Experiencing intense fear related to specific animals such as cats, dogs, spiders or snakes is a form of the animal type of specific phobia. Usually the fear is associated with the outcome of being bitten and usually develops in childhood.

Natural Environment Type

Fearing aspects of the natural environment including water, storms, the woods, heights, earthquakes and hurricanes can become a phobia. This phobia also typically develops in childhood and is considered a disorder when the excessive fear interferes significantly with daily functioning.

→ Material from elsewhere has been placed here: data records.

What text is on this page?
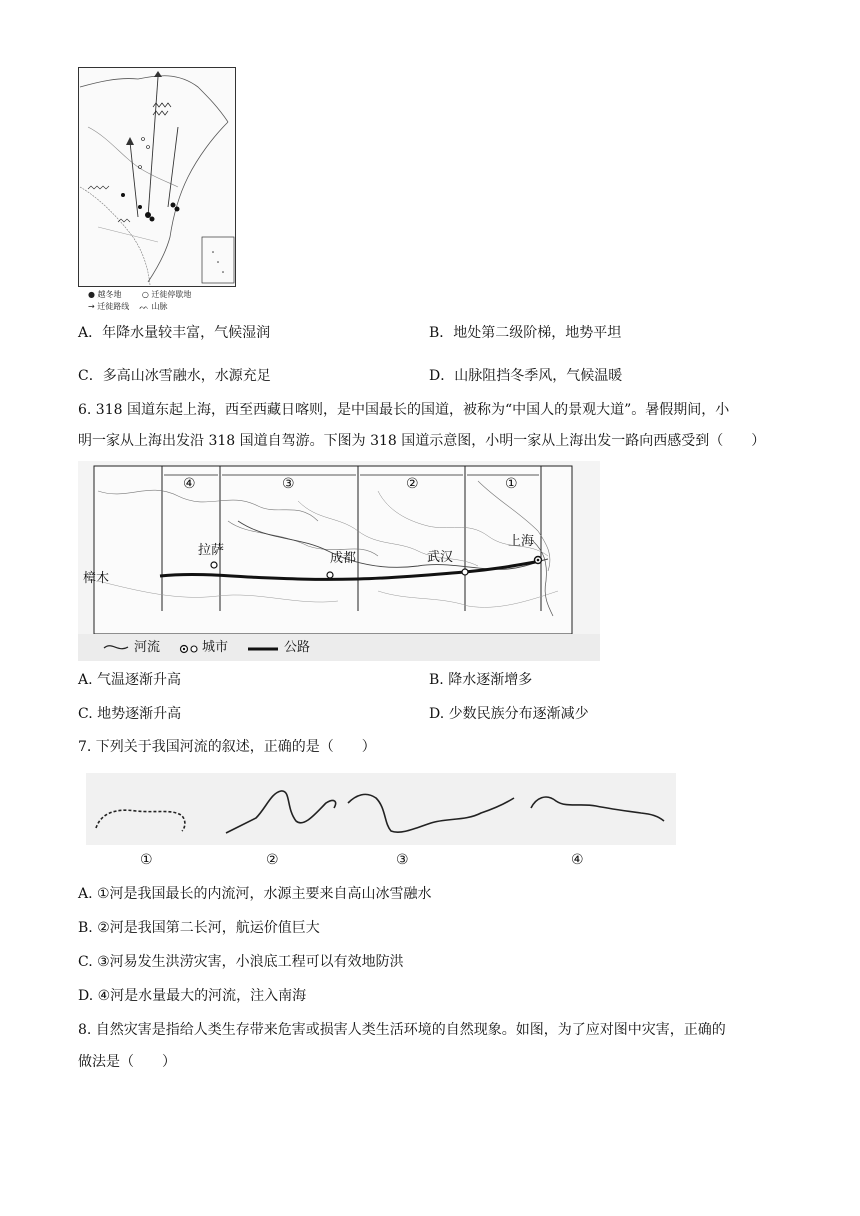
● 越冬地	○ 迁徙停歇地
→ 迁徙路线 ᨓ 山脉
A．年降水量较丰富，气候湿润	B．地处第二级阶梯，地势平坦
C．多高山冰雪融水，水源充足	D．山脉阻挡冬季风，气候温暖
6. 318 国道东起上海，西至西藏日喀则，是中国最长的国道，被称为“中国人的景观大道”。暑假期间，小
明一家从上海出发沿 318 国道自驾游。下图为 318 国道示意图，小明一家从上海出发一路向西感受到（　　）
④	③	②	①
拉萨
成都	武汉
上海
樟木
河流	城市	公路
A. 气温逐渐升高	B. 降水逐渐增多
C. 地势逐渐升高	D. 少数民族分布逐渐减少
7. 下列关于我国河流的叙述，正确的是（　　）
①	②	③	④
A. ①河是我国最长的内流河，水源主要来自高山冰雪融水
B. ②河是我国第二长河，航运价值巨大
C. ③河易发生洪涝灾害，小浪底工程可以有效地防洪
D. ④河是水量最大的河流，注入南海
8. 自然灾害是指给人类生存带来危害或损害人类生活环境的自然现象。如图，为了应对图中灾害，正确的
做法是（　　）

Blood-Injection-Injury Type

Being excessively afraid of the sight of blood, receiving a shot or being in a hospital, dentist's office or medical clinic is an indication of this type of phobia. A phobia is developed when extreme and intense forms of escape takes place to avoid the stimulus.

Situational Type

Riding an elevator, flying in a plane, using public transportation and driving on bridges or through tunnels can cause excessive fear in people with the situational type of specific phobia. The fear of these things becomes a phobia when life is disrupted and functioning is impaired by extreme efforts to escape the situation.

Social Phobia

Exposing oneself to situations in which public humiliation or embarrassment may occur can trigger social phobia in individuals who are vulnerable to this condition. Social phobia includes embarrassment (at times with face flushing or sweating) when cued by social situations such as meeting with authority figures, speaking in public or dating.

Agoraphobia

Experiencing extreme anxiety about being in places where escape might be difficult or nearly impossible is consistent with agoraphobia. This type of phobia anxiety is commonly associated with panic disorder in that people who experience panic attacks fear a situation in which escape and help are not readily available. Phobic anxiety disorder is equated with the diagnosis of specific phobia as listed in the Diagnostic and Statistical Manual of Mental Disorders, Fourth Edition, Revised (DSM-IV). Specific phobia is characterized as extreme intense fear of a specific stimulus. The fear is usually unrealistic and causes significant distress in order for an official diagnosis to be made by a mental health professional.